Arquitetura
Vila Odette, um palácio bem curitibano escondido atrás do portão
Foto: Washington Takeuchi/Arquivo pessoal | Washington Takeuchi
A erva-mate fez a fortuna da alta burguesia curitibana no início do século 20 e os “barões da erva-mate”, como ficaram conhecidos os patriarcas das famílias que enriqueceram no auge da economia da matéria-prima, precisavam de residências à altura de suas riquezas. Para ter um casarão na capital paranaense que não deixasse nada a desejar ao conforto e luxo das construções da elite europeia, uma escolha era certa: o desenho e execução deveriam ser do engenheiro e arquiteto Eduardo Fernando Chaves. São autoria dele algumas das edificações mais luxuosas daquele período, que arrancam suspiros dos curitibanos até hoje, como o Castelo do Batel,na Avenida do Batel; o Palacete Lustoza, na Rua XV de Novembro; a Vila Ida, na Alameda Doutor Muricy; e o Palácio São Francisco, atual sede do Museu Paranaense.
Uma das principais jóias arquitetônicas de Chaves, entretanto, está escondida dos olhos do público, protegida por um portão que revela aos passantes apenas uma espessa mata: é a Vila Odette, edifício vizinho ao Palacete dos Leões.
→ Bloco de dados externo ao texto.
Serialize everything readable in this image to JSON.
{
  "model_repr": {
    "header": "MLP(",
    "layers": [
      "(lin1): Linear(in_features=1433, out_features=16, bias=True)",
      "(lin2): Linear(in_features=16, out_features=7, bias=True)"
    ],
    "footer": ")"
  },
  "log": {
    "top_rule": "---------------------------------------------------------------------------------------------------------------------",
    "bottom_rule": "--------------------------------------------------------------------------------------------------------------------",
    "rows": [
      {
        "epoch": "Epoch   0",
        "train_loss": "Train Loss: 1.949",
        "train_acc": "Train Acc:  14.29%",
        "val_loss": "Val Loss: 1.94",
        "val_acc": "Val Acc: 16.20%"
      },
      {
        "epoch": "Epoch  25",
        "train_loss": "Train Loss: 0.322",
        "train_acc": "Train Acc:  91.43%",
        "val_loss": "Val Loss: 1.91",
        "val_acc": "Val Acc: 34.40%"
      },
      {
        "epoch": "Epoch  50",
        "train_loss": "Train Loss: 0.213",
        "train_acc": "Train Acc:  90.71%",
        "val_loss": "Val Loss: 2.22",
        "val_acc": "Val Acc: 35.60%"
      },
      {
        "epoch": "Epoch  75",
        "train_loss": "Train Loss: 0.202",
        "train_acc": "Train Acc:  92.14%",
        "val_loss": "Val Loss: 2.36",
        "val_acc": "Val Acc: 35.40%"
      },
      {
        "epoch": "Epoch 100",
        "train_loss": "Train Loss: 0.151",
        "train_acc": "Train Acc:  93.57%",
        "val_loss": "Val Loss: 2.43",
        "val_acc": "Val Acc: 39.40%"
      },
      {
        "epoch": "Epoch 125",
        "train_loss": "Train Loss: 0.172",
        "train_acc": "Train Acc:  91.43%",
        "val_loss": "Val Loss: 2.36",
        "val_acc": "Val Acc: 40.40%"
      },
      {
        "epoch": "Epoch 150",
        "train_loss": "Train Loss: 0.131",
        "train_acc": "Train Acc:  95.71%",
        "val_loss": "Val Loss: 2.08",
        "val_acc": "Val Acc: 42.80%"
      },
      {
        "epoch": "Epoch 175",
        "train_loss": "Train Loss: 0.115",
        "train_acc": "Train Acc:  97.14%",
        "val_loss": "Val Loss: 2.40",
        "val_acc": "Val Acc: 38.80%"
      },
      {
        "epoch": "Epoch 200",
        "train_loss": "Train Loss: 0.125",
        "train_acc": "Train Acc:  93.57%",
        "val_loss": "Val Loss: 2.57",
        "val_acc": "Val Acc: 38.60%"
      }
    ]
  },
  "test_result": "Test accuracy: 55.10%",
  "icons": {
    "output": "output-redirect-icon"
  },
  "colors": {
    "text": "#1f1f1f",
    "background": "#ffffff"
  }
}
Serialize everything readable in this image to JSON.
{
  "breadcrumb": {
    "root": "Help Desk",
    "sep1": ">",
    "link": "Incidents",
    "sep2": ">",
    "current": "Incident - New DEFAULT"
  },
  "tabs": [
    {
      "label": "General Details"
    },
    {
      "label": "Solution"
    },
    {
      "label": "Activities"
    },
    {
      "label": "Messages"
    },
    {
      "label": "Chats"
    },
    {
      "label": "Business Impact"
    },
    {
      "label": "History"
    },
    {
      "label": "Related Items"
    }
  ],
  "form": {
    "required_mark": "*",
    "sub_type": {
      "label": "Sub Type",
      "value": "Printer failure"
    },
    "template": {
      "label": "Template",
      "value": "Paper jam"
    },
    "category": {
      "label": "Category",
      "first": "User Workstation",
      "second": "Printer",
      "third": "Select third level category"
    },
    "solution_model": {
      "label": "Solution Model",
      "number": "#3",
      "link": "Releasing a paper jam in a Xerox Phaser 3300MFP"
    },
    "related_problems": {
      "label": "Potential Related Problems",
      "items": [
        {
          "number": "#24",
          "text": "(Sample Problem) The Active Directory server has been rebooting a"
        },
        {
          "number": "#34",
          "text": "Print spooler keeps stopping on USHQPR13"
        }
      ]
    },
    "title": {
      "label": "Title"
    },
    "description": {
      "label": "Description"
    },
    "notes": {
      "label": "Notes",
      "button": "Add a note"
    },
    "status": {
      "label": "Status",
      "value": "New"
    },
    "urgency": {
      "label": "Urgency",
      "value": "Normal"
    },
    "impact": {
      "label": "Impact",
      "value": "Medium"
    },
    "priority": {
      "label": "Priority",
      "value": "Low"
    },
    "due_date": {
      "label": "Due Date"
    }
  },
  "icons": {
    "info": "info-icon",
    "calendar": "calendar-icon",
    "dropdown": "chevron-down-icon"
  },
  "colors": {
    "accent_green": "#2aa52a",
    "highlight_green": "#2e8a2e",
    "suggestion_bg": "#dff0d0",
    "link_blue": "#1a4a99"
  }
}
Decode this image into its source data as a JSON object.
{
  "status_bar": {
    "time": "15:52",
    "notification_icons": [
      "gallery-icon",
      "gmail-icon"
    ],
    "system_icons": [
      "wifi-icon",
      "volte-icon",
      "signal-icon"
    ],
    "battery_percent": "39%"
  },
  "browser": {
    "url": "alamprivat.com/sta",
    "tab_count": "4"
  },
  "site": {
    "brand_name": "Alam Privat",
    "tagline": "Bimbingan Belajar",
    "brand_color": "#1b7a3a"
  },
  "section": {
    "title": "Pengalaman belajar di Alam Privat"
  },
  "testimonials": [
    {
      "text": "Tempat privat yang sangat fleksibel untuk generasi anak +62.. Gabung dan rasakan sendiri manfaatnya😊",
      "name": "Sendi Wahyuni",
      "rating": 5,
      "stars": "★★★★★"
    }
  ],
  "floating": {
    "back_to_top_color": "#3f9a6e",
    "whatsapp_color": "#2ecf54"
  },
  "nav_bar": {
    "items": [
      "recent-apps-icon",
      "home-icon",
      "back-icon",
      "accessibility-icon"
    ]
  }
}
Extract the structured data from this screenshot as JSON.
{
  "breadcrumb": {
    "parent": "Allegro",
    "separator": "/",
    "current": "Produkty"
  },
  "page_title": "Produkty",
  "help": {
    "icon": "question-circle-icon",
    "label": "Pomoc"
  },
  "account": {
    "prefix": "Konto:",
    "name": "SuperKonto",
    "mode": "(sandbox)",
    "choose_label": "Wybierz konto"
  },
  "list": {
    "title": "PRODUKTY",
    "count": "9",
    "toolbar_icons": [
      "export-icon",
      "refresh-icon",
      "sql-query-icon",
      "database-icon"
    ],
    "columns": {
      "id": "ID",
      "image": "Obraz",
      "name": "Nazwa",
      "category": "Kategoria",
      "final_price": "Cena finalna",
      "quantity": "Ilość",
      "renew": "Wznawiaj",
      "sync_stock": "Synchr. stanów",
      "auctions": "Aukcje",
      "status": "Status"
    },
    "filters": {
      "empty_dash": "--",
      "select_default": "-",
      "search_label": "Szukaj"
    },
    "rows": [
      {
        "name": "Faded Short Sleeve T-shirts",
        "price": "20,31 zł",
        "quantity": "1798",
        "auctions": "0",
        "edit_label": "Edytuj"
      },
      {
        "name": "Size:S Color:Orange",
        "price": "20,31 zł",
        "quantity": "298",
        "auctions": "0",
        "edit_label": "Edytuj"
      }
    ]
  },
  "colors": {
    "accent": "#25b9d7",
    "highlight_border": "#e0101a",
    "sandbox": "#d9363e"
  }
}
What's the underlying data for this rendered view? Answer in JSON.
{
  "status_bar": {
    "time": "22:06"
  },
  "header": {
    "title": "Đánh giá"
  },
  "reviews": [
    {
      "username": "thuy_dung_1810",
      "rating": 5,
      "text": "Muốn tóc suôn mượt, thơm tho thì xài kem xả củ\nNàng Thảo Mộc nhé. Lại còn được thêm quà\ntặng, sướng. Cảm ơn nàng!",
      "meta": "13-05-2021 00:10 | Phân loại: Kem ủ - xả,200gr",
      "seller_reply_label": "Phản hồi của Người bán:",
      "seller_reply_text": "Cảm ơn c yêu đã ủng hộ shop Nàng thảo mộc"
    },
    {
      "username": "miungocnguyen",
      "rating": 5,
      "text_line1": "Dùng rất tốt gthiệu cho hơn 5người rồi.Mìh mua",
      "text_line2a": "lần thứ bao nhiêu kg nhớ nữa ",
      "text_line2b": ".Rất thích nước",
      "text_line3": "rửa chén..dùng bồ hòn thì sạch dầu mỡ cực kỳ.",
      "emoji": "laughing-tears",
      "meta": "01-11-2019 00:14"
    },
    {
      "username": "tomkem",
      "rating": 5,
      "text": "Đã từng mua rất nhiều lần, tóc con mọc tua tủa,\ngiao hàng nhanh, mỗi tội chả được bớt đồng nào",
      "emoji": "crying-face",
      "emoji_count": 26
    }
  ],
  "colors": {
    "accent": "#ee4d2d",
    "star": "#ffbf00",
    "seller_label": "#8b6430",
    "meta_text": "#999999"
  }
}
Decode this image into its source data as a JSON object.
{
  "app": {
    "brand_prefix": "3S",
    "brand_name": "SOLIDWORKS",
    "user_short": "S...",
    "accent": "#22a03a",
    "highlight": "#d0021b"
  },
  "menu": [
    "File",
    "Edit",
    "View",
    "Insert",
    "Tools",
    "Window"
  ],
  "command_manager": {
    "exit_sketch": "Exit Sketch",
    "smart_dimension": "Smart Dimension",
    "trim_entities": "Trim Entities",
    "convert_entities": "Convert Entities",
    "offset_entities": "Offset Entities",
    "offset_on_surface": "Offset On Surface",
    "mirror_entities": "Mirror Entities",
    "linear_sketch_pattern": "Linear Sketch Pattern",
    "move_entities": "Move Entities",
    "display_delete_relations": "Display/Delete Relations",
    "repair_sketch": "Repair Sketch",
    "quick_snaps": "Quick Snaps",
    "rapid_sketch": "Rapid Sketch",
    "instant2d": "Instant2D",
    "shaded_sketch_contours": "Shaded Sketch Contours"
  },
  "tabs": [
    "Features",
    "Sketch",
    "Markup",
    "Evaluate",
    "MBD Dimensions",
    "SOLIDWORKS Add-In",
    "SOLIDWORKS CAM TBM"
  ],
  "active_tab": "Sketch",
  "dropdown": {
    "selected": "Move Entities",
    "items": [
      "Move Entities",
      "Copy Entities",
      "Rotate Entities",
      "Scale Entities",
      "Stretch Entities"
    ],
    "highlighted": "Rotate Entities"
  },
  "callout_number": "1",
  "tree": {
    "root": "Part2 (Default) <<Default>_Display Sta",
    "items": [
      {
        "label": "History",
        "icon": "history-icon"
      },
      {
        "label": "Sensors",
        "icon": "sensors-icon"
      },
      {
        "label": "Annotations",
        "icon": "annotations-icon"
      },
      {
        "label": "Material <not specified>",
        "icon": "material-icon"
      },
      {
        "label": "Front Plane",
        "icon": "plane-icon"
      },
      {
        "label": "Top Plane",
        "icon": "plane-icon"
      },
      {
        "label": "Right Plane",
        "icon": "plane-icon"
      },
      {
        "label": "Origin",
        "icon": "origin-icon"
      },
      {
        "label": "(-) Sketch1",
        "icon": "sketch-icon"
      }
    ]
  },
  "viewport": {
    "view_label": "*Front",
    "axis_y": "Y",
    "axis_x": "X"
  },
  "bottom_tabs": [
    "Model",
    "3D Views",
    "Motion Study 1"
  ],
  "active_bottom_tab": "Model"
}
A residência na Avenida João Gualberto —então chamada de Boulevard 2 de Julho —começou a ser construída em 1923 para abrigar os recém-casados Agostinho Ermelino de Leão e sua esposa Odette, que deu nome ao local. Até hoje,herdeiros da família responsável pela criação da empresa Matte Leão vivem no casarão de 755 m²,que é cercado por imensos jardins, concebidos em estilo francês e inglês.
Inspirada na arquitetura rural da Normandia, cada detalhe da ornamentação elaborada da Vila Odette buscava expressar sofisticação e monumentalidade. Ali foram construídos salões em estilo inglês e art nouveau, uma biblioteca em estilo manuelito e ambientes decorados com várias espécies de madeiras entalhadas manualmente, paredes revestidas com tecidos e coloridos vitrais.
Luxo e conforto
O imóvel de dois pavimentos, além do sótão e do porão, foi idealizado para oferecer regalias que eram inimagináveis à maior parte da população brasileira do início do século passado. Isso podia ser visto nas seis lareiras que garantiam o conforto da casa nos dias de inverno na capital e nos diversos banheiros com direito a água quente, louças e itens importados. O terreno original, que posteriormente foi cortado por avenidas, tinha com quadra de tênis, vinhedo e uma casa para empregados — ajudavam na manutenção da Vila Odette uma equipe com lavadeira, passadeira, duas babás, arrumadeira, cozinheira, jardineiro e chauffeur.
Os automóveis, que na época eram destinados apenas à elite, repousavam ali em número farto: ocupavam não só as duas vagas da garagem em alvenaria como partes do jardim. Cada filho de Agostinho–quatro homens e uma mulher –tinha seu veículo próprio. “Inicialmente, o terreno possuía mais 100 metros de profundidade, além do limite atual —ia até o Hospital das Clínicas —e andávamos a cavalo”, recorda a filha de Agostinho, também chamada Odette, em entrevista relatada no livro “As Virtudes do Bem Morar”. A publicação, que explora a vasta e diversificada produção do engenheiro Eduardo Fernando Chaves, é fruto do trabalho da arquiteta Elizabeth Amorim de Castro e da antropóloga Zulmara Clara Sauner Posse, ambas professoras da Universidade Federal do Paraná (UFPR).
Para Elizabeth, a edificação que é tombada como uma Unidade de Interesse de Preservação (UIP) chama a atenção por permanecer com sua função original, de residência, fato que não se repetiu com as demais obras de alto-padrão assinadas por Chaves. “O mérito da Vila Odette é permanecer com o uso residencial original. Esse tipo de construção é muito cara para se manter”, afirma a pesquisadora.
As autoras do livro levantaram 220 produções de Eduardo Fernando Chaves realizadas em três décadas: foram palacetes, vilas, bungalôs, cottages e casas,edifícios comerciais e residenciais,depósitos,instituições educacionais e religiosas,além de reformas, ampliações e muros que Chaves projetou, calculou, fiscalizou ou administrou. “A trajetória do arquiteto desenvolve-se juntamente com a história da urbanização de Curitiba e com sua consolidação como cidade moderna”, apontam na publicação. Enquanto boa parte das edificações assinadas por ele não existem mais —de 100 projetos do arquiteto construídos entre 1912 e 1930, pelo menos 75 foram demolidos —, a Vila Odette resiste, quase um século depois, com a mesma elegância de outrora.